The commutators of classical groups

In his seminal paper, half a century ago, Hyman Bass established a commutator formula in the setting of (stable) general linear group which was the key step in defining the $K_1$ group. Namely, he proved that for an associative ring $A$ with identity,
$$ E(A)=[E(A),E(A)]=[\operatorname{GL}(A),\operatorname{GL}(A)], $$
where $\operatorname{GL}(A)$ is the stable general linear group and $E(A)$ is its elementary subgroup. Since then, various commutator formulas have been studied in stable and non-stable settings, and for a range of classical and algebraic like-groups, mostly in relation to subnormal subgroups of these groups. The major classical theorems and methods developed include some of the splendid results of the heroes of classical algebraic $K$-theory; Bak, Quillen, Milnor, Suslin, Swan and Vaserstein, among others.

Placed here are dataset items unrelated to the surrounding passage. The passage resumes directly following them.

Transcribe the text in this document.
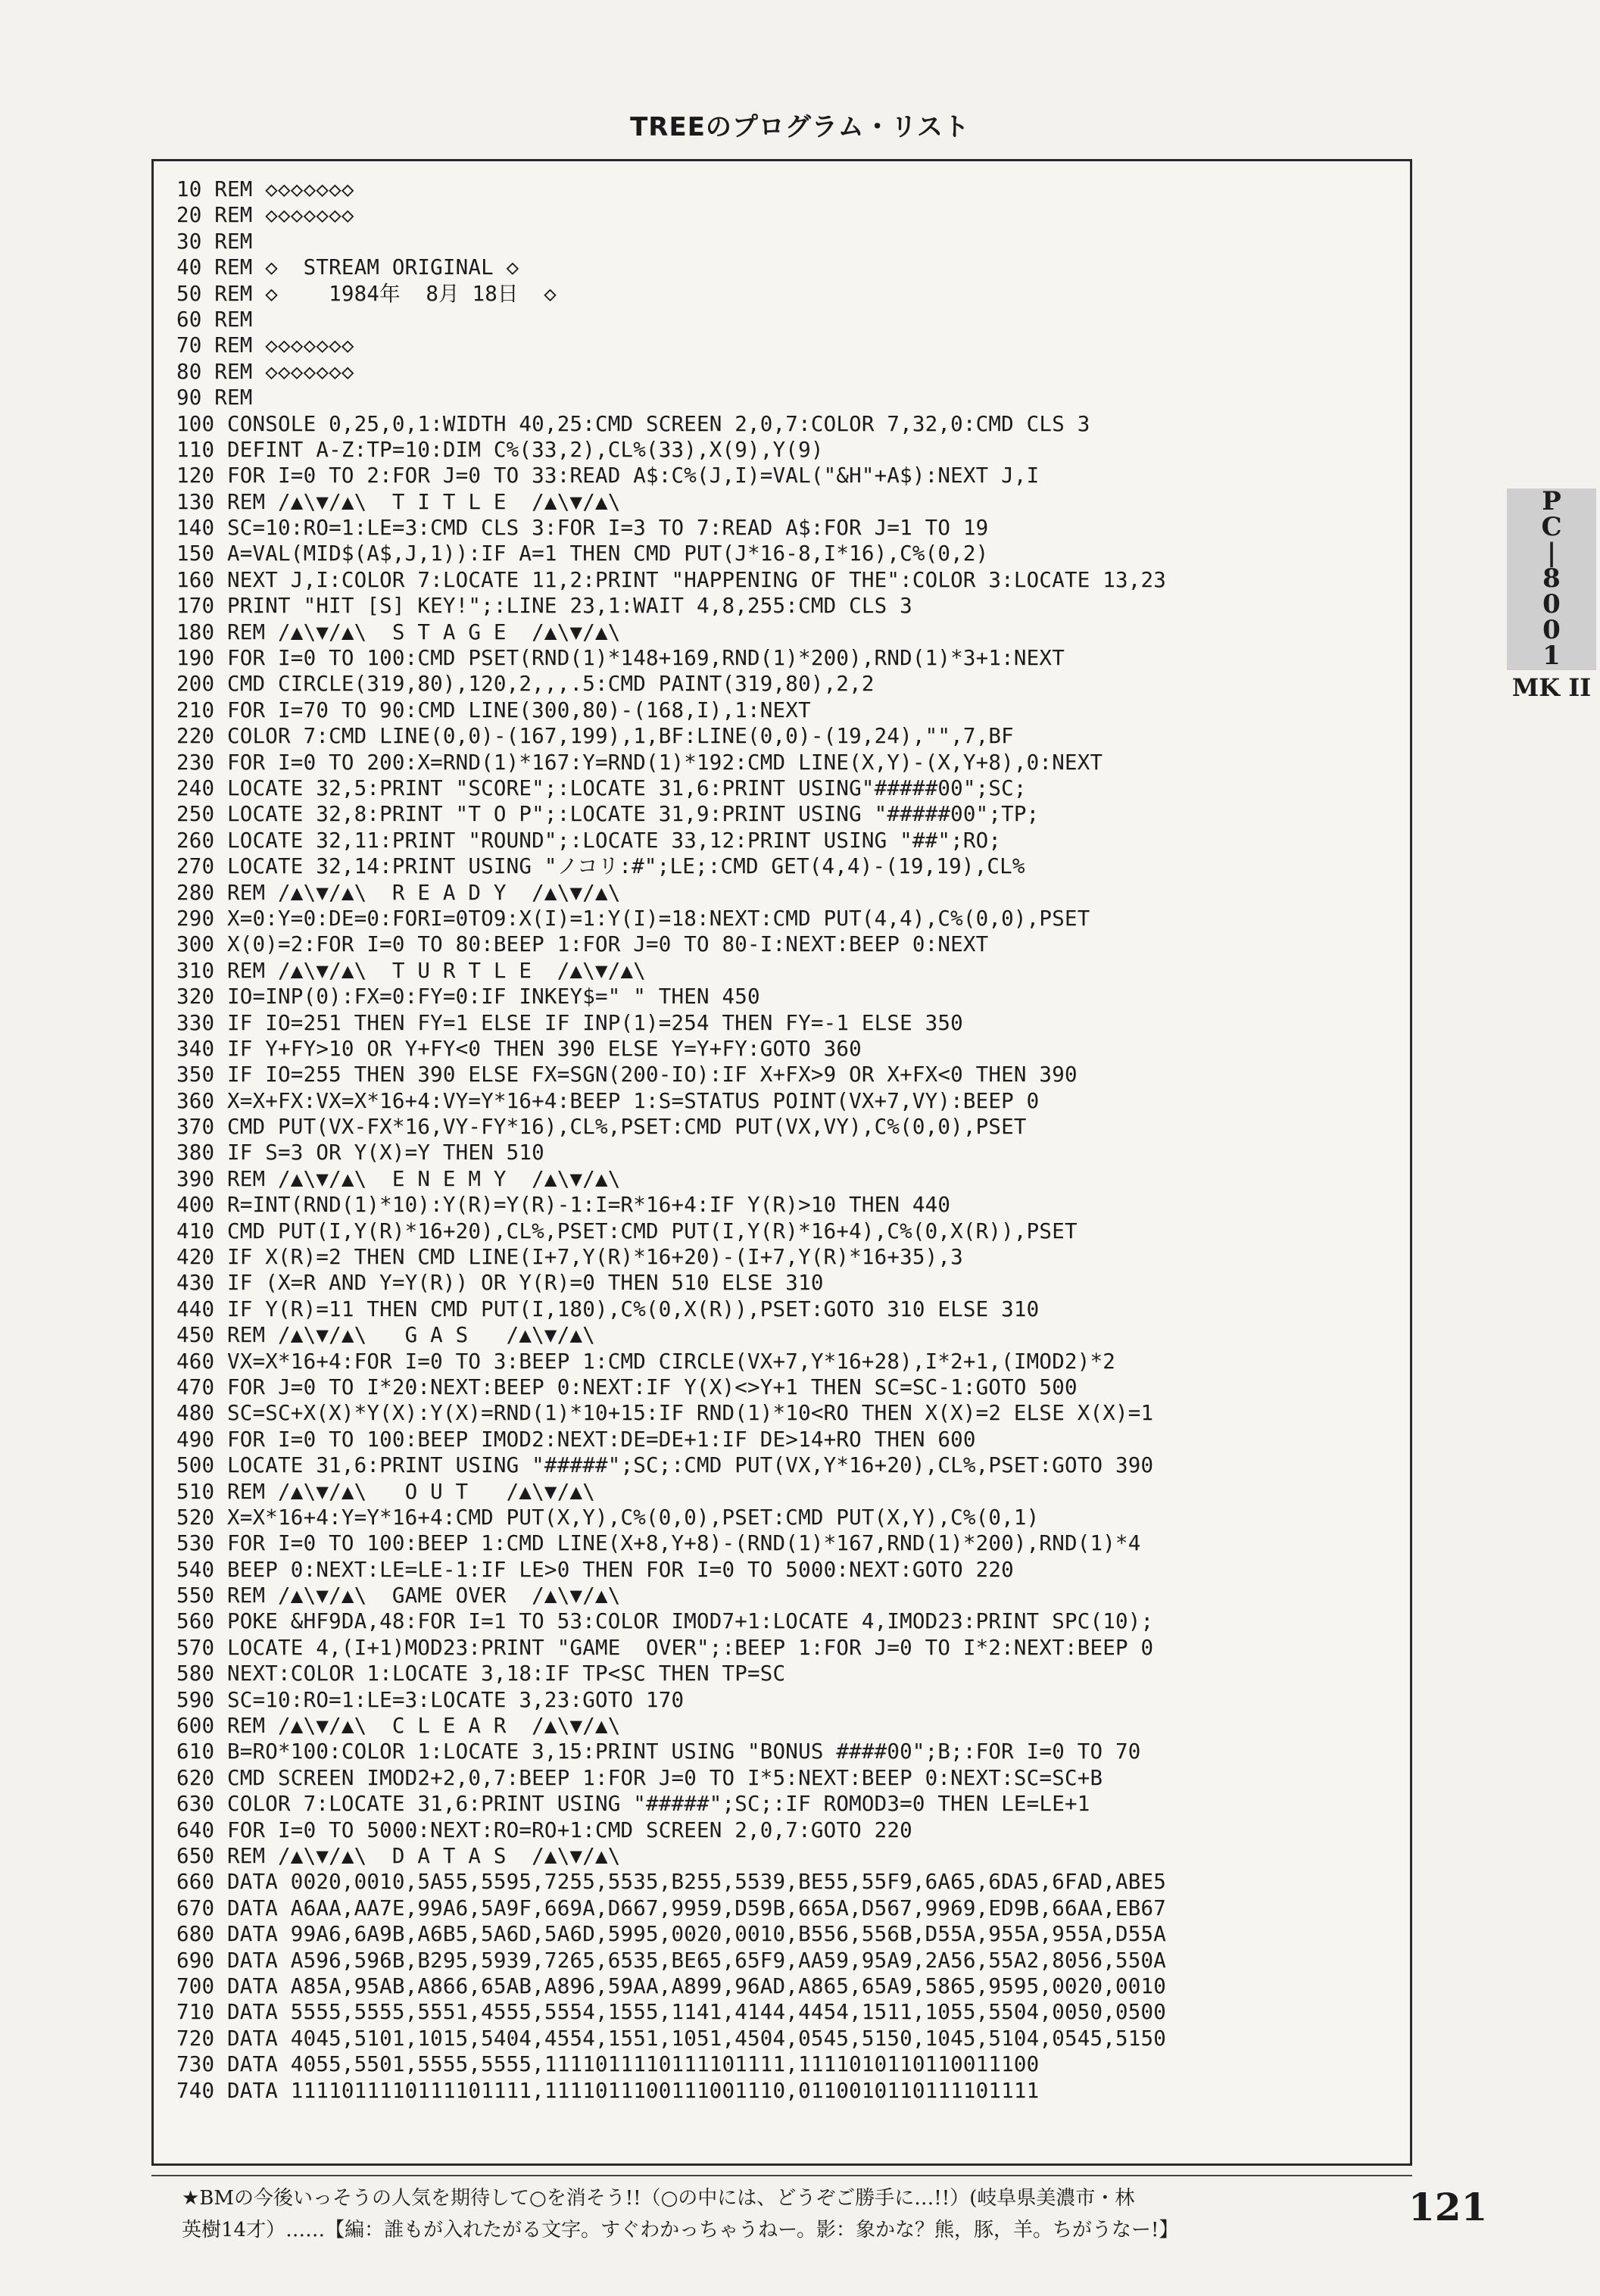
TREEのプログラム・リスト
10 REM ◇◇◇◇◇◇◇
20 REM ◇◇◇◇◇◇◇
30 REM
40 REM ◇  STREAM ORIGINAL ◇
50 REM ◇    1984年  8月 18日  ◇
60 REM
70 REM ◇◇◇◇◇◇◇
80 REM ◇◇◇◇◇◇◇
90 REM
100 CONSOLE 0,25,0,1:WIDTH 40,25:CMD SCREEN 2,0,7:COLOR 7,32,0:CMD CLS 3
110 DEFINT A-Z:TP=10:DIM C%(33,2),CL%(33),X(9),Y(9)
120 FOR I=0 TO 2:FOR J=0 TO 33:READ A$:C%(J,I)=VAL("&H"+A$):NEXT J,I
130 REM /▲\▼/▲\  T I T L E  /▲\▼/▲\
140 SC=10:RO=1:LE=3:CMD CLS 3:FOR I=3 TO 7:READ A$:FOR J=1 TO 19
150 A=VAL(MID$(A$,J,1)):IF A=1 THEN CMD PUT(J*16-8,I*16),C%(0,2)
160 NEXT J,I:COLOR 7:LOCATE 11,2:PRINT "HAPPENING OF THE":COLOR 3:LOCATE 13,23
170 PRINT "HIT [S] KEY!";:LINE 23,1:WAIT 4,8,255:CMD CLS 3
180 REM /▲\▼/▲\  S T A G E  /▲\▼/▲\
190 FOR I=0 TO 100:CMD PSET(RND(1)*148+169,RND(1)*200),RND(1)*3+1:NEXT
200 CMD CIRCLE(319,80),120,2,,,.5:CMD PAINT(319,80),2,2
210 FOR I=70 TO 90:CMD LINE(300,80)-(168,I),1:NEXT
220 COLOR 7:CMD LINE(0,0)-(167,199),1,BF:LINE(0,0)-(19,24),"",7,BF
230 FOR I=0 TO 200:X=RND(1)*167:Y=RND(1)*192:CMD LINE(X,Y)-(X,Y+8),0:NEXT
240 LOCATE 32,5:PRINT "SCORE";:LOCATE 31,6:PRINT USING"#####00";SC;
250 LOCATE 32,8:PRINT "T O P";:LOCATE 31,9:PRINT USING "#####00";TP;
260 LOCATE 32,11:PRINT "ROUND";:LOCATE 33,12:PRINT USING "##";RO;
270 LOCATE 32,14:PRINT USING "ノコリ:#";LE;:CMD GET(4,4)-(19,19),CL%
280 REM /▲\▼/▲\  R E A D Y  /▲\▼/▲\
290 X=0:Y=0:DE=0:FORI=0TO9:X(I)=1:Y(I)=18:NEXT:CMD PUT(4,4),C%(0,0),PSET
300 X(0)=2:FOR I=0 TO 80:BEEP 1:FOR J=0 TO 80-I:NEXT:BEEP 0:NEXT
310 REM /▲\▼/▲\  T U R T L E  /▲\▼/▲\
320 IO=INP(0):FX=0:FY=0:IF INKEY$=" " THEN 450
330 IF IO=251 THEN FY=1 ELSE IF INP(1)=254 THEN FY=-1 ELSE 350
340 IF Y+FY>10 OR Y+FY<0 THEN 390 ELSE Y=Y+FY:GOTO 360
350 IF IO=255 THEN 390 ELSE FX=SGN(200-IO):IF X+FX>9 OR X+FX<0 THEN 390
360 X=X+FX:VX=X*16+4:VY=Y*16+4:BEEP 1:S=STATUS POINT(VX+7,VY):BEEP 0
370 CMD PUT(VX-FX*16,VY-FY*16),CL%,PSET:CMD PUT(VX,VY),C%(0,0),PSET
380 IF S=3 OR Y(X)=Y THEN 510
390 REM /▲\▼/▲\  E N E M Y  /▲\▼/▲\
400 R=INT(RND(1)*10):Y(R)=Y(R)-1:I=R*16+4:IF Y(R)>10 THEN 440
410 CMD PUT(I,Y(R)*16+20),CL%,PSET:CMD PUT(I,Y(R)*16+4),C%(0,X(R)),PSET
420 IF X(R)=2 THEN CMD LINE(I+7,Y(R)*16+20)-(I+7,Y(R)*16+35),3
430 IF (X=R AND Y=Y(R)) OR Y(R)=0 THEN 510 ELSE 310
440 IF Y(R)=11 THEN CMD PUT(I,180),C%(0,X(R)),PSET:GOTO 310 ELSE 310
450 REM /▲\▼/▲\   G A S   /▲\▼/▲\
460 VX=X*16+4:FOR I=0 TO 3:BEEP 1:CMD CIRCLE(VX+7,Y*16+28),I*2+1,(IMOD2)*2
470 FOR J=0 TO I*20:NEXT:BEEP 0:NEXT:IF Y(X)<>Y+1 THEN SC=SC-1:GOTO 500
480 SC=SC+X(X)*Y(X):Y(X)=RND(1)*10+15:IF RND(1)*10<RO THEN X(X)=2 ELSE X(X)=1
490 FOR I=0 TO 100:BEEP IMOD2:NEXT:DE=DE+1:IF DE>14+RO THEN 600
500 LOCATE 31,6:PRINT USING "#####";SC;:CMD PUT(VX,Y*16+20),CL%,PSET:GOTO 390
510 REM /▲\▼/▲\   O U T   /▲\▼/▲\
520 X=X*16+4:Y=Y*16+4:CMD PUT(X,Y),C%(0,0),PSET:CMD PUT(X,Y),C%(0,1)
530 FOR I=0 TO 100:BEEP 1:CMD LINE(X+8,Y+8)-(RND(1)*167,RND(1)*200),RND(1)*4
540 BEEP 0:NEXT:LE=LE-1:IF LE>0 THEN FOR I=0 TO 5000:NEXT:GOTO 220
550 REM /▲\▼/▲\  GAME OVER  /▲\▼/▲\
560 POKE &HF9DA,48:FOR I=1 TO 53:COLOR IMOD7+1:LOCATE 4,IMOD23:PRINT SPC(10);
570 LOCATE 4,(I+1)MOD23:PRINT "GAME  OVER";:BEEP 1:FOR J=0 TO I*2:NEXT:BEEP 0
580 NEXT:COLOR 1:LOCATE 3,18:IF TP<SC THEN TP=SC
590 SC=10:RO=1:LE=3:LOCATE 3,23:GOTO 170
600 REM /▲\▼/▲\  C L E A R  /▲\▼/▲\
610 B=RO*100:COLOR 1:LOCATE 3,15:PRINT USING "BONUS ####00";B;:FOR I=0 TO 70
620 CMD SCREEN IMOD2+2,0,7:BEEP 1:FOR J=0 TO I*5:NEXT:BEEP 0:NEXT:SC=SC+B
630 COLOR 7:LOCATE 31,6:PRINT USING "#####";SC;:IF ROMOD3=0 THEN LE=LE+1
640 FOR I=0 TO 5000:NEXT:RO=RO+1:CMD SCREEN 2,0,7:GOTO 220
650 REM /▲\▼/▲\  D A T A S  /▲\▼/▲\
660 DATA 0020,0010,5A55,5595,7255,5535,B255,5539,BE55,55F9,6A65,6DA5,6FAD,ABE5
670 DATA A6AA,AA7E,99A6,5A9F,669A,D667,9959,D59B,665A,D567,9969,ED9B,66AA,EB67
680 DATA 99A6,6A9B,A6B5,5A6D,5A6D,5995,0020,0010,B556,556B,D55A,955A,955A,D55A
690 DATA A596,596B,B295,5939,7265,6535,BE65,65F9,AA59,95A9,2A56,55A2,8056,550A
700 DATA A85A,95AB,A866,65AB,A896,59AA,A899,96AD,A865,65A9,5865,9595,0020,0010
710 DATA 5555,5555,5551,4555,5554,1555,1141,4144,4454,1511,1055,5504,0050,0500
720 DATA 4045,5101,1015,5404,4554,1551,1051,4504,0545,5150,1045,5104,0545,5150
730 DATA 4055,5501,5555,5555,1111011110111101111,1111010110110011100
740 DATA 1111011110111101111,1111011100111001110,0110010110111101111
P
C
|
8
0
0
1
MK II
★BMの今後いっそうの人気を期待して○を消そう!!（○の中には、どうぞご勝手に…!!）(岐阜県美濃市・林
英樹14才）……【編：誰もが入れたがる文字。すぐわかっちゃうねー。影：象かな？熊，豚，羊。ちがうなー!】
121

One of the dominant techniques in establishing commutator type results is localisation. In this note we describe some recent applications of localisation methods to the study (higher/relative) commutators in the groups of points of algebraic and algebraic-like groups, such as general linear groups, $\operatorname{GL}(n,A)$, unitary groups $\operatorname{GU}(2n,A,\Lambda)$ and Chevalley groups $G(\Phi,A)$. We also state some of the intermediate results as well as some corollaries of these results.
This note provides a general overview of the subject and covers the current activities. It contains complete proofs of several main results to give the reader a self-contained source. We have borrowed the proofs from our previous papers and expositions [38–50, 99, 100, 129–132].